All the participants will also receive one year of paid affiliation to EnterpriseWorks at the Research Park. EnterpriseWorks supports the University of Illinois and community entrepreneurs in all stages of their startup journey. An affiliate status will allow the participants to access the shared working space and facilities, including visual branding and website development support.

Skye Shepherd won first place and is a graduate student in the Cunningham (CGD/MMG) Nanosensors Group. She is studying how to better detect proteins that can be used as biomarkers in the blood to detect cancer, cardiovascular disorders, traumatic brain injury, and many other diseases. Unfortunately, the current methods for protein detection are often too slow, not sensitive enough, and require specialized equipment. Shepherd hopes she will use a Protein Immunoassay with Nucleic Acid Target Amplification (PINATA) platform technology to rapidly measure proteins with precision.

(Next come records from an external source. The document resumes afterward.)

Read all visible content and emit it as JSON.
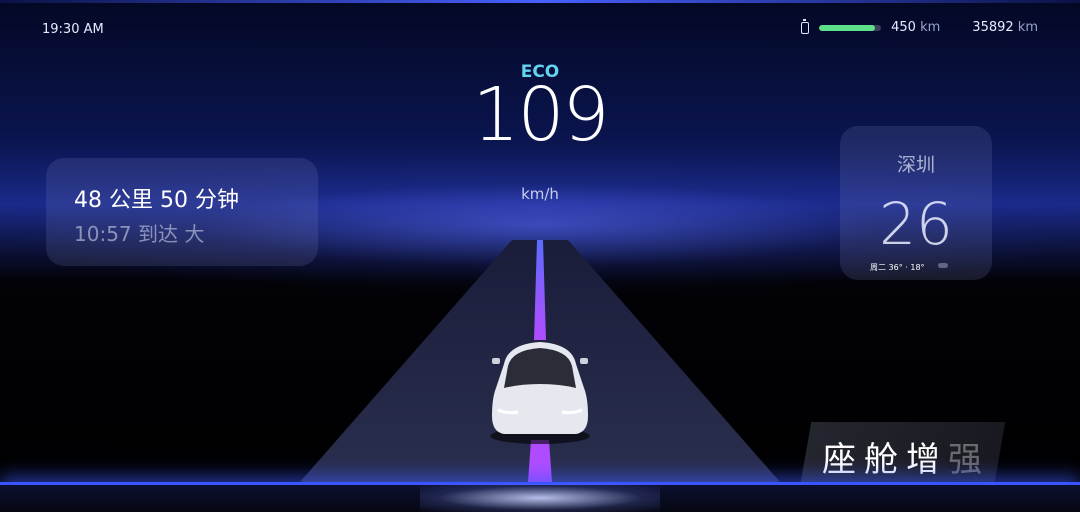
{
  "status": {
    "time": "19:30 AM",
    "battery_level_fraction": 0.9,
    "range_value": "450",
    "range_unit": "km",
    "odometer_value": "35892",
    "odometer_unit": "km",
    "battery_color": "#5ee08a"
  },
  "speedometer": {
    "drive_mode": "ECO",
    "speed": "109",
    "unit": "km/h"
  },
  "navigation": {
    "distance_time": "48 公里  50 分钟",
    "arrival": "10:57 到达 大"
  },
  "weather": {
    "city": "深圳",
    "temperature": "26",
    "forecast": "周二 36° · 18°",
    "icon": "cloud-icon"
  },
  "branding": {
    "text_main": "座舱增",
    "text_faded": "强"
  },
  "colors": {
    "accent_blue": "#3a55ff",
    "eco_cyan": "#63d3f0",
    "lane_purple": "#a04cff"
  }
}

"This program motivated me to devote time and energy to ideas I had been previously hoping to pursue, allowing me to take an idea from a concept to a viable product," Shepherd said.

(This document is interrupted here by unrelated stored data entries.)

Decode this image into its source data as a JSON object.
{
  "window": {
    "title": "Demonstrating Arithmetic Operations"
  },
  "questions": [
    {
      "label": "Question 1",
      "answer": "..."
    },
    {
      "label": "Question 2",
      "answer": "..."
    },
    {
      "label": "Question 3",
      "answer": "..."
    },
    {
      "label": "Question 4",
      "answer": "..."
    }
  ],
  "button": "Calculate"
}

The second-place winner was Alejandra Zeballos, a graduate student in the Gaj (BSD) lab who is creating new therapies for neurological disorders. Therapeutic tools are challenging to develop because the technology in question needs to access specific tissues within the nervous system with ease. To do so, Zeballos is using viral vectors to access cells and deliver DNA for the novel therapies being developed at the Gaj lab. Zeballos is working on NeuroGeneous Therapeutics, which is a platform that will rapidly select which virus vectors are capable of delivering these therapies.

Jason Wang, a graduate student from the Kong (GNDP/M-CELS) lab, won third place for his proposal to develop BioNoise, a high-throughput biological noise analysis platform. Measuring any population of cells is difficult because each cell is different. Many large populations of cells need to be quantified to understand biological noise. Wang will develop a “lab-on-a-chip” device that can measure the noise and be used for different cell types and sizes at a lower cost. The entire process will also be automated, allowing researchers to save time on sample preparation.

The other participants included Amanda Bacon, a graduate student in the Cunningham lab, who is developing an instrument that can detect allergens in food; Devyani Swami, a postdoctoral fellow in the Perez-Pinera (ACPP) lab, who is working on treating various lung disorders using CRISPR tools; and Ruben Sanchez Nieves, a graduate student in the Whitaker (IGOH) lab, who is genetically modifying the archaeon Sulfolobus islandicus so that it can be used in industrial processes.